The administration of a 401(k) plan requires a number of parties. These include a custodian to hold the plan’s assets, a recordkeeper to maintain plan and participant records and process distribution requests, and investment fund managers with whom plan assets may be invested. Sometimes employers engage each service provider separately, in what is known as an “open architecture” arrangement. Often, however, these services are purchased in a “bundled” arrangement, in which a single entity or a group of affiliated entities does everything.
The cost of providing these services typically is shared by the employer and plan participants. Participants may see their share of this cost deducted directly from their accounts, but more commonly administrative fees are assessed indirectly, as a component of the management fee (or “expense ratio”) charged by the investment fund providers.

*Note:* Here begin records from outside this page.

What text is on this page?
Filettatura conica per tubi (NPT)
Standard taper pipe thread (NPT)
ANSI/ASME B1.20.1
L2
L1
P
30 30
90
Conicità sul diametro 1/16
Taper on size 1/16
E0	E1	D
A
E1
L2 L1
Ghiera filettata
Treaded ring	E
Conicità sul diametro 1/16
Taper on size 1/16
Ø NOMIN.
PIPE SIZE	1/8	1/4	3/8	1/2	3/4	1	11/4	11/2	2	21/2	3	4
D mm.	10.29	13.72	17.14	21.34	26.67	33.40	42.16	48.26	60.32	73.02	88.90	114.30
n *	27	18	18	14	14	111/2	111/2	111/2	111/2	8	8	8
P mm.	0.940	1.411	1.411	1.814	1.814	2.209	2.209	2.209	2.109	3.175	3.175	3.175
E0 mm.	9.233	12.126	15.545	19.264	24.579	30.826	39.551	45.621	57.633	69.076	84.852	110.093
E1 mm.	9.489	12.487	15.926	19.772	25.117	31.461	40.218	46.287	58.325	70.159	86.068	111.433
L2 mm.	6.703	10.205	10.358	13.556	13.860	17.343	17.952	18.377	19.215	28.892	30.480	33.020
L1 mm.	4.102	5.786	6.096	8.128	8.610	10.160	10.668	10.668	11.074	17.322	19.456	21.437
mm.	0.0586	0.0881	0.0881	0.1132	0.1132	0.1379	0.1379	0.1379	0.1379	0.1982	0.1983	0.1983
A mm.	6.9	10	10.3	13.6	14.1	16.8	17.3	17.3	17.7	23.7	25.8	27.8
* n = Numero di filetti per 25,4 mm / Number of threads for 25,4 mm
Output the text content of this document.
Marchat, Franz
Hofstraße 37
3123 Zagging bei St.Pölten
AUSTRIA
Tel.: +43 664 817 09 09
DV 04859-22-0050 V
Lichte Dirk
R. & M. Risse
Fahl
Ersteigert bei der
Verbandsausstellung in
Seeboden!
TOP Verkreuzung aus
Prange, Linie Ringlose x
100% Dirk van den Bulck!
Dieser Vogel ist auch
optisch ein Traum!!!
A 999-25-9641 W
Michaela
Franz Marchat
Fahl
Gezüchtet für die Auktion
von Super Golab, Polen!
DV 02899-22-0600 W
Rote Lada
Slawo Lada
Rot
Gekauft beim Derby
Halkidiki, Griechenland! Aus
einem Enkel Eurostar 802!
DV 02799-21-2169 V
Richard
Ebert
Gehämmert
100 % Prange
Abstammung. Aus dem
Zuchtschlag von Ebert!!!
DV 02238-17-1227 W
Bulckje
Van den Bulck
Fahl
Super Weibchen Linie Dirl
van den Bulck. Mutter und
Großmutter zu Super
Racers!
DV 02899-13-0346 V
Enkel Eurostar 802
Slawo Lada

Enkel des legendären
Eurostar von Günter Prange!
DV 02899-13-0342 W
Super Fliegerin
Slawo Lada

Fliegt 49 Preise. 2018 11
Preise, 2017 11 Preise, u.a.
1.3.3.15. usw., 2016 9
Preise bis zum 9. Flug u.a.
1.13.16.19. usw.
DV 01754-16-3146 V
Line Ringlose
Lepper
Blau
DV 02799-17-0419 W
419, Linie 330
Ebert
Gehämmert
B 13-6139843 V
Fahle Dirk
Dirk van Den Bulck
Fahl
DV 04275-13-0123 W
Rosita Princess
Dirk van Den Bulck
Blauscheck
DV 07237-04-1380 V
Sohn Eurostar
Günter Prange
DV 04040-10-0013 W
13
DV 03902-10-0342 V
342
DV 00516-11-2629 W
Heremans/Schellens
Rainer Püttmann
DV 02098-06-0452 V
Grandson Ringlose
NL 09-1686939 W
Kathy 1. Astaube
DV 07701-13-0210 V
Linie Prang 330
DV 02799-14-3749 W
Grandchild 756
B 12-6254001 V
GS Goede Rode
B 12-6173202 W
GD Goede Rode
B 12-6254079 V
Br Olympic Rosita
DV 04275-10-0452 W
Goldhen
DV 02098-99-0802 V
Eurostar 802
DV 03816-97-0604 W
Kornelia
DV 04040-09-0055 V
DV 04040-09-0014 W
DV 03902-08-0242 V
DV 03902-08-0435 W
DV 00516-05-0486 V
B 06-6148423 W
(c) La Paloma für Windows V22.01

When fees are paid indirectly, the investment fund providers often outsource administrative functions to third parties such as recordkeepers. Such functions may include maintaining shareholder records (i.e., a list of participants who own shares of the fund) and mailing prospectuses and other information to participants. The fund companies pay for these outsourced services in a variety of ways, carving off a portion of the expense ratio to do so. Such payment methods include “12b-1 arrangements.” Those arrangements, which are authorized pursuant to Rule 12b-1 of the Investment Company Act of 1940, allow fund companies to use fund assets to pay marketing and shareholder service expenses. Those 12b-1 payments must be disclosed on the mutual fund’s prospectus.
Fund companies may also pay for these services by “sharing” a portion of the revenue that they receive with those service providers. These revenue sharing payments are captured as part of the fund’s overall expense ratio, but are not included in the 12b-1 fees disclosed on the prospectus. Thus, they may be difficult to separately identify.